A growth factor to improve Parkinson’s treatment
The Ohio State gene therapy team also is testing this method with Parkinson’s disease patients. They performed the first-ever gene therapy brain infusion in a Parkinson’s patient in September 2020.
The treatment uses a viral vector to deliver a naturally occurring growth factor called glia cell derived neurotrophic factor (GDNF) to the putamen, a deep brain structure affected by Parkinson’s disease.
There is ample evidence that GDNF has promise as a therapy for Parkinson's disease, as shown in animal and cell culture models. Until now, there was no way to deliver treatment deep into the brain.
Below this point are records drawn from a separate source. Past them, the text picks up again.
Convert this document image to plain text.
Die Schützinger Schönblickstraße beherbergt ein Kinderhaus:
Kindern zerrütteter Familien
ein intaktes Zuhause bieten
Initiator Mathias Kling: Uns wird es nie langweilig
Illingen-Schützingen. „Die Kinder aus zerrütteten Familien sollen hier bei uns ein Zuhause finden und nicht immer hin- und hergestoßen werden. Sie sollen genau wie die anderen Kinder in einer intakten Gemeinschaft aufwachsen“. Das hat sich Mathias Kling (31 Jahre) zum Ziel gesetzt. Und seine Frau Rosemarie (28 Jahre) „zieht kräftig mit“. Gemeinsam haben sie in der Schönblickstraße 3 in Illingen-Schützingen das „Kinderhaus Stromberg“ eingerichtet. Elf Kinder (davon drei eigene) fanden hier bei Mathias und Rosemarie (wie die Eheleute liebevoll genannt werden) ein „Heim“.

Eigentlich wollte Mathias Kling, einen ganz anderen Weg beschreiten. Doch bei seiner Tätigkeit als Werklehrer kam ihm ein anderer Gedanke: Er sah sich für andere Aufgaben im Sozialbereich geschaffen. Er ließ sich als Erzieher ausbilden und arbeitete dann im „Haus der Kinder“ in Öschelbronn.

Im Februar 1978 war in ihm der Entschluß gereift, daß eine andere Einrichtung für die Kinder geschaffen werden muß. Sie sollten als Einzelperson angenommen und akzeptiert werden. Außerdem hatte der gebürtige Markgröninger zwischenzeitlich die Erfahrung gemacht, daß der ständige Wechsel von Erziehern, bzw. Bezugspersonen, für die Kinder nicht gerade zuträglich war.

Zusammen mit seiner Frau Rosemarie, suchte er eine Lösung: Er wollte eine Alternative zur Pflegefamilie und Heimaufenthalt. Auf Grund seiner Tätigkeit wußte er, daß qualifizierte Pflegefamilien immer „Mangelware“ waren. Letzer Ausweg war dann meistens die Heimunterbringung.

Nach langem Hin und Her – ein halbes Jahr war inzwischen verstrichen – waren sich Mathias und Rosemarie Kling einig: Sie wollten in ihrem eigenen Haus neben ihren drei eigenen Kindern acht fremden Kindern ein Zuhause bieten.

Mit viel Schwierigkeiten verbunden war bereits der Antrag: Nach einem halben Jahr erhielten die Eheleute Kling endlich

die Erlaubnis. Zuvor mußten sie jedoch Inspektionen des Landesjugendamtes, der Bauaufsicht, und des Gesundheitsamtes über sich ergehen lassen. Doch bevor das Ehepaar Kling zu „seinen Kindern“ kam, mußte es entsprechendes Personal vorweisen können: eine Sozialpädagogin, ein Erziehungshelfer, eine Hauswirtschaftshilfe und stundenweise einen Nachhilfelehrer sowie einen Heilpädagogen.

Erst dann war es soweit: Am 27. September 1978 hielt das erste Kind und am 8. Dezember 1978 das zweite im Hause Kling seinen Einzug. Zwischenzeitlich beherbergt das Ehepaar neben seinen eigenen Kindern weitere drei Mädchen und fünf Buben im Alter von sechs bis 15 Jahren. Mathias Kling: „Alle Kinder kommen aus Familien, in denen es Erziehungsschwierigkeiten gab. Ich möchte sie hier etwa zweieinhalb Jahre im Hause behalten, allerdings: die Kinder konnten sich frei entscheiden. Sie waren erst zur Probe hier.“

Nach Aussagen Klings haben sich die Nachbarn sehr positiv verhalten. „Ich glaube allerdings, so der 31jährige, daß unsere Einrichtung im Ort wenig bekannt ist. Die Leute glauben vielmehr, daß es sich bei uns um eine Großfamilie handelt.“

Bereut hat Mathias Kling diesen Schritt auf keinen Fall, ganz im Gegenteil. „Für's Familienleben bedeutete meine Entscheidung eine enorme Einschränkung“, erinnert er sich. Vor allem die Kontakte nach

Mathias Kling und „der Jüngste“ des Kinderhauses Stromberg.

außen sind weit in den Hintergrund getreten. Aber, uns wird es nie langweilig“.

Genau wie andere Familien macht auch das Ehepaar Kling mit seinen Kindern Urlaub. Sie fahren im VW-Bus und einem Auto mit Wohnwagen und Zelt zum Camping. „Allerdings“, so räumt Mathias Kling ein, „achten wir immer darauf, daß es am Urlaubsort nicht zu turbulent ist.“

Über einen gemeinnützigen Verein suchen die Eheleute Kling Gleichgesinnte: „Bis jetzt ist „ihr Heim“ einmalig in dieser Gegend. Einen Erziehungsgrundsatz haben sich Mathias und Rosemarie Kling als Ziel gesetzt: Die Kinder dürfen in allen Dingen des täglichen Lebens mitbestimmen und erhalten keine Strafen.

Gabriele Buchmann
“I’ve been investigating therapeutic gene therapy approaches for Parkinson’s disease for nearly 30 years, and this marks a significant milestone that may lead to major therapeutic opportunities,” says Dr. Bankiewicz, who founded the biotech startup Brain Neurotherapy Bio Inc. in 2018 to develop gene therapies for neurological disorders.
Bankiewicz and his team hope the Parkinson’s gene therapy surgery — a one-time treatment — provides ongoing benefits to slow disease progression.
New NIH funding will further AADC research
The safety and effectiveness of gene therapy for AADC deficiency will get even more study thanks to a $14.6 million award from The National Institute of Neurological Disorders and Stroke in September 2021.
The grant will fund a new multi-center clinical trial with patients at The Ohio State University and at the University of California San Francisco.
The research will build on Dr. Bankiewicz’s earlier clinical trial and an additional study of 15 children under an ethics committee-approved compassionate use program in Poland, he says.
The ability to deliver a functional copy of a missing gene provides hope to many.
“This will pave the way for the registration of future gene therapies to treat other neurological disorders,” Dr. Bankiewicz says.